Detlef came up with some excuse to visit Sara in hospital, and soon they went on a date to the seashore. As they looked out across the seemingly icy waters of the Norwegian Sea, the lights in the distance were like flickering embers. The couple talked about everything under the sun: from the ecological consequences of methane ice extraction, the whaling industry and changes in coastal shellfish ecology to poetry; Sara used to share her enthusiasm for Keats and Yeats.
One time they got into a disagreement about whether Norway should continue whaling. Sara said, “The reason you think it’s no big deal is because you’ve never seen a minke whale bleed to death right before your eyes.”
“But many whalers are whalers because that’s what their forebears have always done.”

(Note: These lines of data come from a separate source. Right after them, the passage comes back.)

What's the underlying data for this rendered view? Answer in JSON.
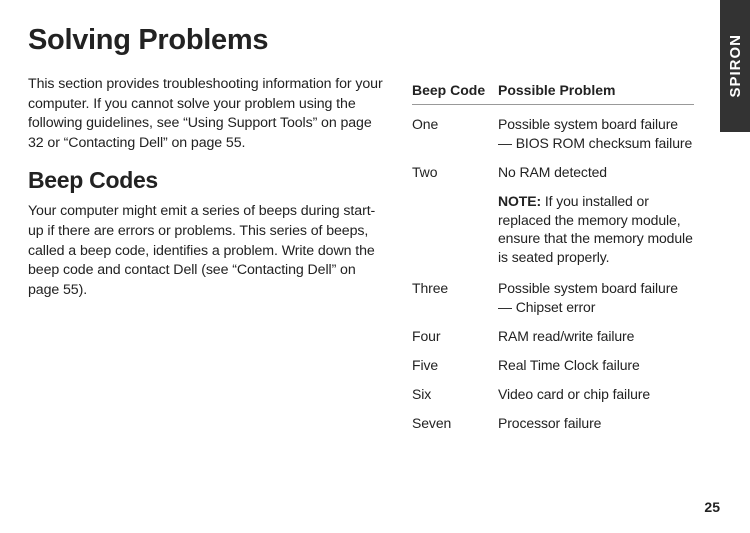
{
  "sideTab": "SPIRON",
  "title": "Solving Problems",
  "intro": "This section provides troubleshooting information for your computer. If you cannot solve your problem using the following guidelines, see “Using Support Tools” on page 32 or “Contacting Dell” on page 55.",
  "subheading": "Beep Codes",
  "beepIntro": "Your computer might emit a series of beeps during start-up if there are errors or problems. This series of beeps, called a beep code, identifies a problem. Write down the beep code and contact Dell (see “Contacting Dell” on page 55).",
  "tableHead": {
    "code": "Beep Code",
    "problem": "Possible Problem"
  },
  "rows": [
    {
      "code": "One",
      "problem": "Possible system board failure — BIOS ROM checksum failure"
    },
    {
      "code": "Two",
      "problem": "No RAM detected"
    },
    {
      "code": "",
      "problem": "",
      "noteLabel": "NOTE:",
      "noteText": " If you installed or replaced the memory module, ensure that the memory module is seated properly."
    },
    {
      "code": "Three",
      "problem": "Possible system board failure — Chipset error"
    },
    {
      "code": "Four",
      "problem": "RAM read/write failure"
    },
    {
      "code": "Five",
      "problem": "Real Time Clock failure"
    },
    {
      "code": "Six",
      "problem": "Video card or chip failure"
    },
    {
      "code": "Seven",
      "problem": "Processor failure"
    }
  ],
  "pageNumber": "25"
}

“Yeah, but aren’t there lots of whalers whose forebears weren’t whalers. I mean, can’t people’s occupations change? Can’t tradition change?”
“Perhaps,” Detlef said. “But you’re also against methane ice mining.”
“I am,” said Sara.
“But it’s a resource. The exploitation of this resource isn’t going to hurt anyone.”
“Not going to hurt anyone? Depends on your definition of ‘anyone.’ Methane ice is different from petroleum. As you well know, scientists now believe that it forms when gas migrates from deep within the crust along faults until it precipitates or crystalizes upon contact with ice-cold polar seawater. Which is to say that methane ice deposits are actually part of the ocean floor. We really don’t understand how much damage extraction might do to the Arctic region. It could well alter fragile landforms and microclimates, couldn’t it? Maybe no people will die, but other life-forms won’t be able to adapt to such dramatic environmental change.”